A colpirmi fu la ferocia della sua concentrazione. Mancavano più di due settimane all’appuntamento clou della sua stagione: il Tour de France. Eppure Vincenzo Nibali da Messina – il soggetto di questa frase – saliva sui tornanti del Passo San Pellegrino tradendo un’applicazione ch’era pari alla leggerezza dei suoi movimenti e direttamente proporzionale alla smisuratezza del suo sogno: quello di vincere la maglia gialla. Nessun atleta di qualunque sport ha la certezza di diventare un giorno campione: tanti di loro, però, sognano almeno una volta di poterlo diventare. Qualcuno di questi ultimi, poi, campione lo diventa per davvero. Oggi Vincenzo si veste di giallo, sedici anni dopo l’epopea sportiva di Marco Pantani. Il mondo s’inchina, i francesi rosicano (d’altronde come farebbero ad essere tali senza rosicare per noi cugini), il ciclismo sembra riprendere vita e freschezza. L’Equipe – la bibbia dello sport francese – per lui ha coniato l’aggettivo più bello, il più italiano: “Dantesque”. Dantesco: l’Inferno, il Purgatorio, il Paradiso. Poi le stelle: quelle che chiudono le tre cantiche.
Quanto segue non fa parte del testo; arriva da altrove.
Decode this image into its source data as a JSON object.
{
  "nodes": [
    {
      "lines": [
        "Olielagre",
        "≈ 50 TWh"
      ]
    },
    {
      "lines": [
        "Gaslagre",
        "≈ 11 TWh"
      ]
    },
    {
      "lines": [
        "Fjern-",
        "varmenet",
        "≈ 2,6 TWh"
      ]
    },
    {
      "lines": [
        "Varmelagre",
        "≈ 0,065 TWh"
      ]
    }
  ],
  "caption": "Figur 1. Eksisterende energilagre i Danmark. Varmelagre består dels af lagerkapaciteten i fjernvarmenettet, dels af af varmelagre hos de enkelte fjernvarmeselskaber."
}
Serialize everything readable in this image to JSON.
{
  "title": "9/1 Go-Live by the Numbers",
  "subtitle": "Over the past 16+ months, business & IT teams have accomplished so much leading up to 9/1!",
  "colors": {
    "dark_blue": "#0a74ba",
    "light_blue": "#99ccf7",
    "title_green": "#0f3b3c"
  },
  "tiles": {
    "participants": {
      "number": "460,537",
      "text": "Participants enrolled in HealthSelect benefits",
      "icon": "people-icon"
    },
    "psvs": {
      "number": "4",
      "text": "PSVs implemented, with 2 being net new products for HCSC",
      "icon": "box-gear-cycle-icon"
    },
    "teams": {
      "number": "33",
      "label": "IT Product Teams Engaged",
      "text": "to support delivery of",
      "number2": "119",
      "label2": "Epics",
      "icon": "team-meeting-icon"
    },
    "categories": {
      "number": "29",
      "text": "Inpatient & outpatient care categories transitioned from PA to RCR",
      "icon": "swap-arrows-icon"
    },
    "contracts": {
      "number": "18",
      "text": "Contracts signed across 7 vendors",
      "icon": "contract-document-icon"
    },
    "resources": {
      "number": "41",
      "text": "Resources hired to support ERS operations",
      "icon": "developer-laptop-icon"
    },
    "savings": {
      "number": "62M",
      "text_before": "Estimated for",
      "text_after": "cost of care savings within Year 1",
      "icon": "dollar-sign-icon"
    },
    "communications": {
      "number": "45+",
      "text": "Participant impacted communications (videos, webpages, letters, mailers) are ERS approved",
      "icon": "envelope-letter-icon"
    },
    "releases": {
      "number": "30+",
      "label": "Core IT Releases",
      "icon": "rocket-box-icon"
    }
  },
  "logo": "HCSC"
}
Vincere il Tour è una cosa da far girare la testa. A qualcuno – chi non ce la fa – capita che gli girino pure le scatole. A Vincenzo, invece, sembra che nulla gli sia cambiato. Tant’è che, forse, è questo il vero capolavoro che dovremmo raccontare: l’epopea di un ragazzo non ancora trentenne che, nel mezzo di una bufera di gloria e di congratulazioni anzitempo, aiuta l’Italia a tenere i piedi per terra. Come? Non dovremmo essere noi – uomini di misura e di pacatezza – a dirgli: “ragazzo, piedi per terra”, “non montarti la testa”, “un passo alla volta”? Invece no: stavolta è il vincitore a dover fare ripetizione dell’alfabeto primordiale, quello che ha reso grandi i nostri antenati: moderazione, calma, pacatezza e un passo alla volta. Ne ha fatto le spese addirittura Matteo Renzi che, sull’onda dell’euforia, dopo due settimane in cui il mondo ce lo invidiava, s’è accorto di lui e l’ha invitato a Palazzo Chigi. Risposta? «Ho risposto che potrò confermare la mia presenza solo dopo aver vinto e solo se vincerò» – ha dichiarato Nibali. Ne hanno fatto le spese grappoli di giornalisti, tutti tesi ad avviarne il processo di beatificazione sportiva: «Sono sempre il nipote di Vincenzo Nibali che negli anni ’30 andò in Australia a cercare fortuna per poi tornare a Messina e costruire una grande casa per tutta la nostra famiglia». Ne ha subito il contraccolpo chi tentava d’intravedere i margini di una possibile spettacolarizzazione del campione: nulla di nulla, nemmeno un gesto sopra le righe. Semplicemente normale. Con il “di più” di quel talento che si è trovato addosso non come provvista bensì come promessa: le promesse, però, per realizzarsi hanno bisogno di manovalanza perchè il talento, senza concentrazione, è nulla.
Da Messina venne anche Antonello – Antonello da Messina, per l’appunto – al quale riuscì la difficile arte di fondere assieme luce, atmosfera e la cura del dettaglio ch’era tipica dei fiamminghi. Certi nomi sono pieni dell’esistenza di chi li ha portati prima di noi. Vincenzo somiglia ad Antonello: sembra essergli riuscita l’ardua sfida di fondere la gloria con la normalità. Curando i piccoli dettagli, quelli che fanno di una semplice opera d’arte un capolavoro che sfida la storia. Rimane un solo cruccio: quando la normalità diventa un’eccezione, che tempo farà domani? Antoine de Saint-Exupéry – lo scrittore/aviatore francese del quale ricorre in settimana il 70^ della scomparsa – s’era convinto che per risvegliare l’uomo occorreva ricordargli un segreto: «Nella vita non ci sono soluzioni. Ci sono delle forze in cammino: bisogna crearle, e le soluzioni vengono dopo». Chapeau, Nibalì: è proprio il caso di dirlo oggi. Dantesco!